To examine human gene expression during uncomplicated P. falciparum malaria, we obtained three samples (acute illness, treatment, and recovery) from 10 subjects and utilized each subject's recovery sample as their baseline. At the time of acute illness (day 1), subjects had upregulation of innate immune response, cytokine, and inflammation-related genes (IL-1β, IL-6, TNF, and IFN-γ), which was more frequent with parasitemias >100,000 per μL and body temperatures ≥ 39°C. Apoptosis-related genes (Fas, BAX, and TP53) were upregulated acutely and for several days thereafter (days 1-3). In contrast, the expression of immune-modulatory (transcription factor 7, HLV-DOA, and CD6) and apoptosis inhibitory (c-myc, caspase 8, and Fas Ligand G) genes was downregulated initially and returned to normal with clinical recovery (days 7-10). These results indicate that the innate immune response, cytokine, and apoptosis pathways are upregulated acutely in uncomplicated malaria with concomitant downregulation of immune-modulatory and apoptosis inhibitory genes.

Figure 1

Study design and flow chart for sample collection. The time line (upper left) provides the times when the 3 samples were collected. The insets provide sample results of the procedures used to test RNA quality: agarose gel electrophoresis performed on-site in Mali (left) and capillary electrophoresis using the Agilent Biolanalyzer 2100 in New Orleans (right). Flow chart for sample collection, quality control, and studies performed.

Figure 2

Heat map for changes in gene expression among subjects with uncomplicated malaria. Changes in gene expression with uncomplicated P. falciparum malaria revealed five major expression patterns: [A] genes upregulated at the time of acute illness, [AB] genes upregulated at the times of acute illness and treatment, [B] genes upregulated at the time of treatment, [BC] genes upregulated at the times of treatment and recovery, and [C] genes upregulated at the time of recovery. Based on Gene Ontology (GO) categories, profile A and AB genes were related to the immune response, AB genes to apoptosis, and C genes to immune-modulatory functions. In contrast, similar changes in gene expression were not observed in healthy control subjects without P. falciparum malaria (data not shown). Heat map for changes in gene expression among subjects with uncomplicated Plasmodium falciparum malaria.

Figure 3

Inflammatory and cytokine response pathways. GenMAPP illustration of genes upregulated with low parasitemias (a) and medium to high parasitemias (b). Several genes were upregulated more frequently with medium or high parasitemias (b) than low parasitemias (a). Among these were IL-1β, IL-6, IL-10, TNF, and INF-γ. Additionally, a number of genes, including IL-7, IL-15, and PGDFA (platelet-derived growth factor alpha polypeptide), were downregulated with low parasitemias and upregulated with medium to high parasitemias. TGF-β was downregulated more with medium to high than low parasitemias.

Figure 4

Apoptosis response pathway.

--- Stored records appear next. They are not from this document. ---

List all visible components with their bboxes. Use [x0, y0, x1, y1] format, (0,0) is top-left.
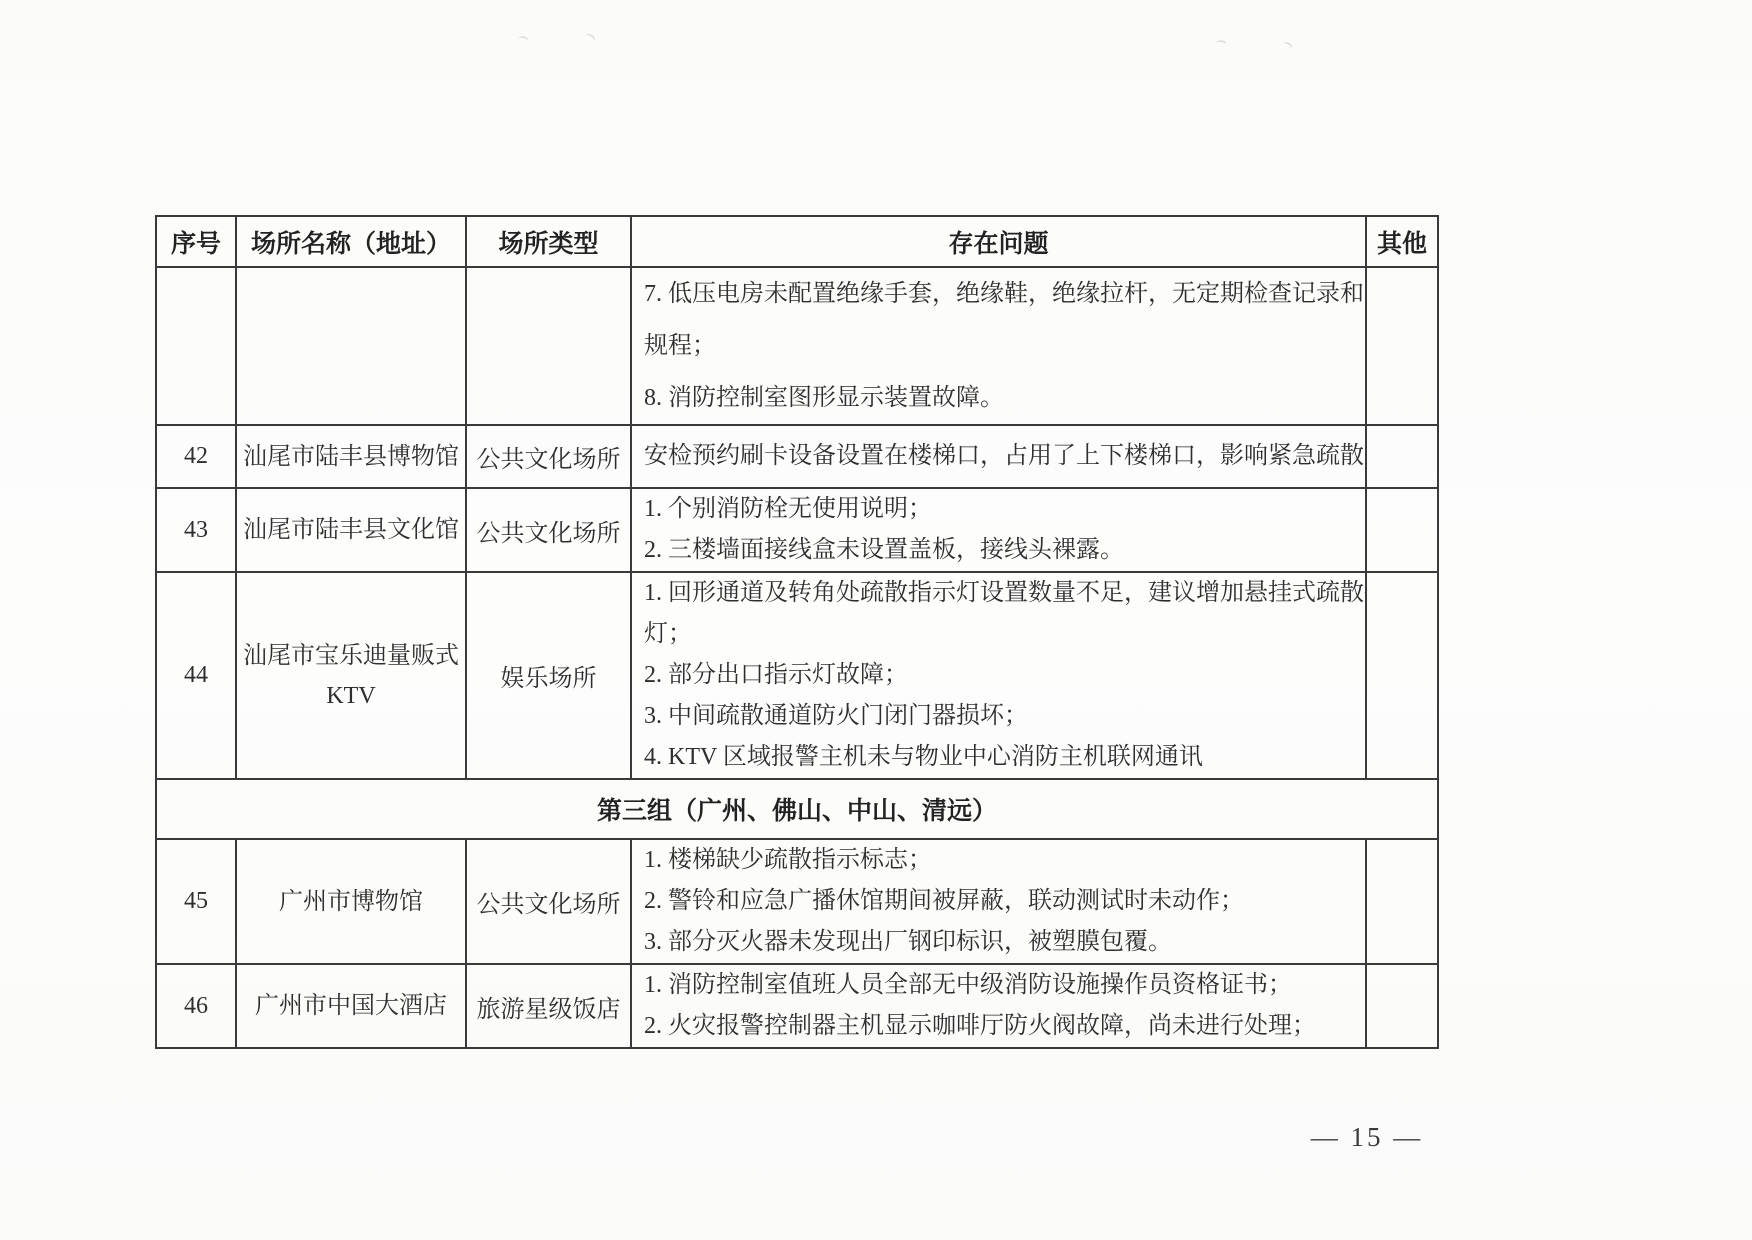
cell-problems: 1. 楼梯缺少疏散指示标志；2. 警铃和应急广播休馆期间被屏蔽，联动测试时未动作…	[631, 839, 1366, 964]
inspection-table: 序号 场所名称（地址） 场所类型 存在问题 其他 7. 低压电房未配置绝缘手套，…	[155, 215, 1437, 1049]
table-row-42: 42 汕尾市陆丰县博物馆 公共文化场所 安检预约刷卡设备设置在楼梯口，占用了上下…	[156, 425, 1438, 488]
cell-place-name: 汕尾市宝乐迪量贩式KTV	[236, 572, 466, 779]
cell-serial: 42	[156, 425, 236, 488]
group-header: 第三组（广州、佛山、中山、清远）	[156, 779, 1438, 839]
header-problems: 存在问题	[631, 216, 1366, 267]
cell-place-name: 广州市中国大酒店	[236, 964, 466, 1048]
table-row-46: 46 广州市中国大酒店 旅游星级饭店 1. 消防控制室值班人员全部无中级消防设施…	[156, 964, 1438, 1048]
header-place-name: 场所名称（地址）	[236, 216, 466, 267]
cell-place-type: 公共文化场所	[466, 839, 631, 964]
header-serial: 序号	[156, 216, 236, 267]
scan-artifact	[1215, 39, 1227, 49]
cell-place-type	[466, 267, 631, 425]
header-other: 其他	[1366, 216, 1438, 267]
page-number: — 15 —	[1282, 1122, 1452, 1153]
cell-place-name: 汕尾市陆丰县文化馆	[236, 488, 466, 572]
cell-problems: 安检预约刷卡设备设置在楼梯口，占用了上下楼梯口，影响紧急疏散	[631, 425, 1366, 488]
table-row-43: 43 汕尾市陆丰县文化馆 公共文化场所 1. 个别消防栓无使用说明；2. 三楼墙…	[156, 488, 1438, 572]
table-group-row: 第三组（广州、佛山、中山、清远）	[156, 779, 1438, 839]
cell-place-name: 汕尾市陆丰县博物馆	[236, 425, 466, 488]
cell-problems: 1. 个别消防栓无使用说明；2. 三楼墙面接线盒未设置盖板，接线头裸露。	[631, 488, 1366, 572]
cell-place-type: 公共文化场所	[466, 425, 631, 488]
cell-other	[1366, 572, 1438, 779]
cell-serial	[156, 267, 236, 425]
scan-artifact	[1281, 40, 1294, 52]
cell-serial: 43	[156, 488, 236, 572]
cell-place-name	[236, 267, 466, 425]
cell-place-type: 公共文化场所	[466, 488, 631, 572]
cell-other	[1366, 488, 1438, 572]
table-header-row: 序号 场所名称（地址） 场所类型 存在问题 其他	[156, 216, 1438, 267]
cell-serial: 44	[156, 572, 236, 779]
cell-place-type: 娱乐场所	[466, 572, 631, 779]
scanned-page: 序号 场所名称（地址） 场所类型 存在问题 其他 7. 低压电房未配置绝缘手套，…	[0, 0, 1752, 1240]
cell-other	[1366, 964, 1438, 1048]
scan-artifact	[584, 32, 597, 45]
cell-serial: 46	[156, 964, 236, 1048]
cell-serial: 45	[156, 839, 236, 964]
cell-place-type: 旅游星级饭店	[466, 964, 631, 1048]
cell-place-name: 广州市博物馆	[236, 839, 466, 964]
table-row-44: 44 汕尾市宝乐迪量贩式KTV 娱乐场所 1. 回形通道及转角处疏散指示灯设置数…	[156, 572, 1438, 779]
scan-artifact	[517, 35, 529, 46]
cell-problems: 7. 低压电房未配置绝缘手套，绝缘鞋，绝缘拉杆，无定期检查记录和操作规程；8. …	[631, 267, 1366, 425]
cell-other	[1366, 839, 1438, 964]
table-row-continuation: 7. 低压电房未配置绝缘手套，绝缘鞋，绝缘拉杆，无定期检查记录和操作规程；8. …	[156, 267, 1438, 425]
cell-problems: 1. 消防控制室值班人员全部无中级消防设施操作员资格证书；2. 火灾报警控制器主…	[631, 964, 1366, 1048]
cell-other	[1366, 267, 1438, 425]
cell-problems: 1. 回形通道及转角处疏散指示灯设置数量不足，建议增加悬挂式疏散指示灯；2. 部…	[631, 572, 1366, 779]
cell-other	[1366, 425, 1438, 488]
table-row-45: 45 广州市博物馆 公共文化场所 1. 楼梯缺少疏散指示标志；2. 警铃和应急广…	[156, 839, 1438, 964]
header-place-type: 场所类型	[466, 216, 631, 267]
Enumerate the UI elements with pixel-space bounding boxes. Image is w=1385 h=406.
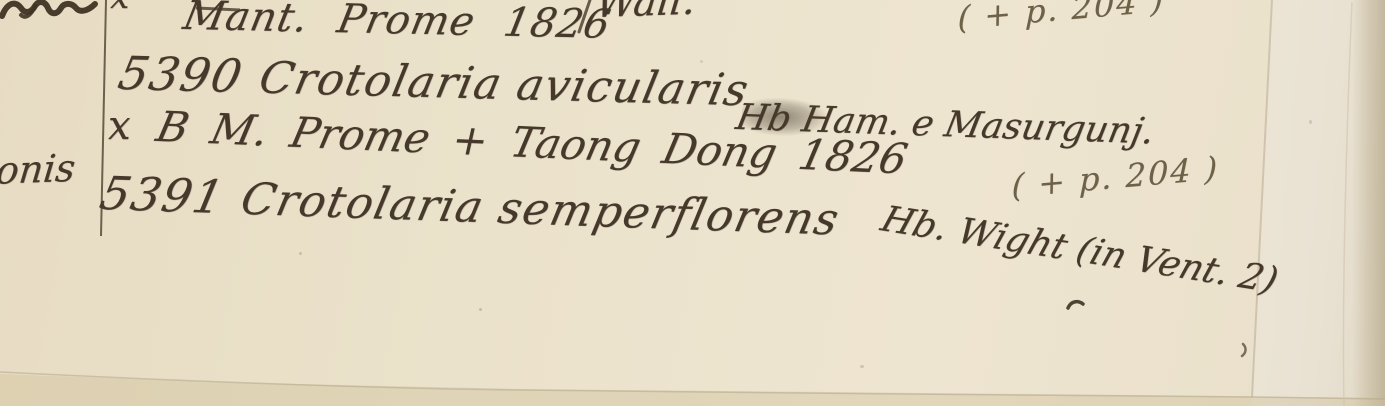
page-reference-mid: ( + p. 204 ) [1011,152,1219,202]
page-stack-edge-shadow [1352,0,1385,406]
species-name: Crotolaria avicularis [255,53,754,117]
species-name: Crotolaria semperflorens [236,174,844,246]
ink-comma-mark [1242,344,1246,356]
paper-speck [860,365,864,368]
paper-speck [700,60,703,63]
entry-number: 5390 [114,46,248,103]
left-margin-word-fragment: ionis [0,149,77,190]
scanned-manuscript-page: Wall. x Mant. Prome 1826 ( + p. 204 ) 53… [0,0,1385,406]
illegible-scrawl-top-left-tail [21,6,35,17]
paper-speck [479,308,482,311]
illegible-scrawl-top-left [2,2,95,16]
paper-speck [299,252,302,255]
header-locality-line: Mant. Prome 1826 [180,0,614,45]
margin-x-mark: x [108,106,131,146]
ink-tick-mark [1068,302,1083,308]
page-reference-top: ( + p. 204 ) [957,0,1165,34]
paper-speck [1309,120,1312,124]
margin-x-mark-top: x [110,0,129,14]
entry-5391-line: 5391Crotolaria semperflorens [96,170,844,242]
entry-number: 5391 [95,166,229,224]
entry-5391-annotation: Hb. Wight (in Vent. 2) [877,202,1282,299]
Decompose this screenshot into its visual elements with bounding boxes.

Expression of most apoptosis-related genes correlated with the parasitemia. Note that the majority of these genes, including Fas (first apoptosis signal), FasL (Fas Ligand), and TP53 (tumor protein 53), were upregulated in subjects with medium to high parasitemias. In contrast, the BCL2 interacting protein (BNIP) family gene and the BCL2 and BCL2L1 apoptosis inhibitory genes were upregulated in subjects with low parasitemias and downregulated in subjects with medium to high parasitemias.